American street gang

The Venice Shoreline Crips (VSLC) is a "set" of the Crips gang alliance based out of Venice, Los Angeles, California.

==History==

The Venice Shoreline Crips formed in Venice's Oakwood neighborhood, which was originally labeled as a "servant's zone" by Venice founder Abbot Kinney and was one of the few places within a mile of California's coastline where blacks could own property. Due to restrictive covenants that enforced racial segregation, Oakwood was set aside as a settlement area for blacks and the population increased rapidly as hundreds moved to Venice to work in the oil fields during the 1930s and 1940s. Into the 1950s, Los Angeles had neglected Oakwood so much that it became known as "the ghetto by the sea" with unpaved narrow streets leading to run-down bungalows, many of which lacked foundations.

While unemployment soared with the closing of the oil fields, the 1960s brought drugs and racial tensions to Oakwood and gang membership began to rise among the already established Venice 13 gang. Inspired by the Black Power Movement and after a series of militant black riots in Venice in the late 1960s the Shoreline Crips were founded alongside some of the original Crip gangs formed by Tookie Williams and Raymond Washington in South Central Los Angeles.
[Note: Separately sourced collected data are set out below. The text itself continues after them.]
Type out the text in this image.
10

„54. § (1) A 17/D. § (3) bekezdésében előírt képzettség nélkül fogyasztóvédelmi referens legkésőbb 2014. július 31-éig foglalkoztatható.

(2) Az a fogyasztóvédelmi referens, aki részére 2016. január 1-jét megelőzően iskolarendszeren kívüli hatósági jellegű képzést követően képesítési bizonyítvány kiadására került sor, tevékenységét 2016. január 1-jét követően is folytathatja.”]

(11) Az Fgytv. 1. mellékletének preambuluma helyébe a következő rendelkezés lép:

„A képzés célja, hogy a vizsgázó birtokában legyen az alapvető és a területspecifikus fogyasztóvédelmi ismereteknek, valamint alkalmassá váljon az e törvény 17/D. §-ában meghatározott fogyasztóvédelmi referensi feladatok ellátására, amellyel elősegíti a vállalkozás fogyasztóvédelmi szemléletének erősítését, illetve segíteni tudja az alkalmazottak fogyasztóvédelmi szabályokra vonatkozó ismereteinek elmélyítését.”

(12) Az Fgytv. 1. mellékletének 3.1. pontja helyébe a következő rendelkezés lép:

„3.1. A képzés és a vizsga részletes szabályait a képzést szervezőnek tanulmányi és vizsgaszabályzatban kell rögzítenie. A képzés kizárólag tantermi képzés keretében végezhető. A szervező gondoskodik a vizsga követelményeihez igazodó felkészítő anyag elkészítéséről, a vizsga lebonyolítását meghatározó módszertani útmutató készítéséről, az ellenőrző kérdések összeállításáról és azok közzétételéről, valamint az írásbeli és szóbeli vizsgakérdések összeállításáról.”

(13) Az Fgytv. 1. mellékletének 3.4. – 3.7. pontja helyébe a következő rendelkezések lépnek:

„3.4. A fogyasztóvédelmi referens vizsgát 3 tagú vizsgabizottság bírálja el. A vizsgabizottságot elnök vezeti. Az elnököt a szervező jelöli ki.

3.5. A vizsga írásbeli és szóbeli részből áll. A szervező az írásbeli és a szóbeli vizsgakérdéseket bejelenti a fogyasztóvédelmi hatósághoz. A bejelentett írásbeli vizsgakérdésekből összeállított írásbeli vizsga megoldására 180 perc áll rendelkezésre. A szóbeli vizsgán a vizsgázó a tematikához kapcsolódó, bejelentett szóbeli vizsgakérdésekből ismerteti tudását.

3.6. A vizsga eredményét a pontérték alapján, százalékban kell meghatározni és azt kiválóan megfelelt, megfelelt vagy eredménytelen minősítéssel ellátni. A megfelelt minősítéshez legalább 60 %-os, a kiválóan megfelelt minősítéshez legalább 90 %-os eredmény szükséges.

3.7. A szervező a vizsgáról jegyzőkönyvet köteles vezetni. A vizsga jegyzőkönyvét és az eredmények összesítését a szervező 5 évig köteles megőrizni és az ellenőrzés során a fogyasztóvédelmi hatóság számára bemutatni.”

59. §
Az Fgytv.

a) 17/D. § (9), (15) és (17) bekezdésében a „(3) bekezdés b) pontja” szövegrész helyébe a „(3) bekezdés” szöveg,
In the 1980s as crack cocaine was introduced and gangs began focusing more on money rather than their original politics, the Shoreline Crips became heavily involved in the narcotics business in Oakwood and on the Venice Boardwalk as well.

Leading into the 1990s, gunfire was heard nightly as the Shorelines warred with rival Culver City 13 after Shoreline cliques were pushed out of the Mar Vista Gardens projects. Shortly after, Oakwood exploded with violence as a war broke out between the Shorelines and Venice 13 over control of the Venice drug trade until a cease-fire was arranged between the two gangs. In the 1980s and 1990s, newly arrived white homeowners took residency in and around the area, causing Los Angeles to combat the gang problem. Although even after a series of raids, injunctions, and other measures against them, the Shorelines have maintained a steady control over their territory with their numbers ranging in the several hundreds.

==Notoriety==
In November 1980, a Venice Crip member was arrested for the murder of Sarai Ribicoff, niece of Senator Abraham Ribicoff, in a robbery outside a Washington Blvd restaurant.

The war with the Culver City Boyz spilled into the lives of many people not affiliated with gangs as bystanders and parents began being shot.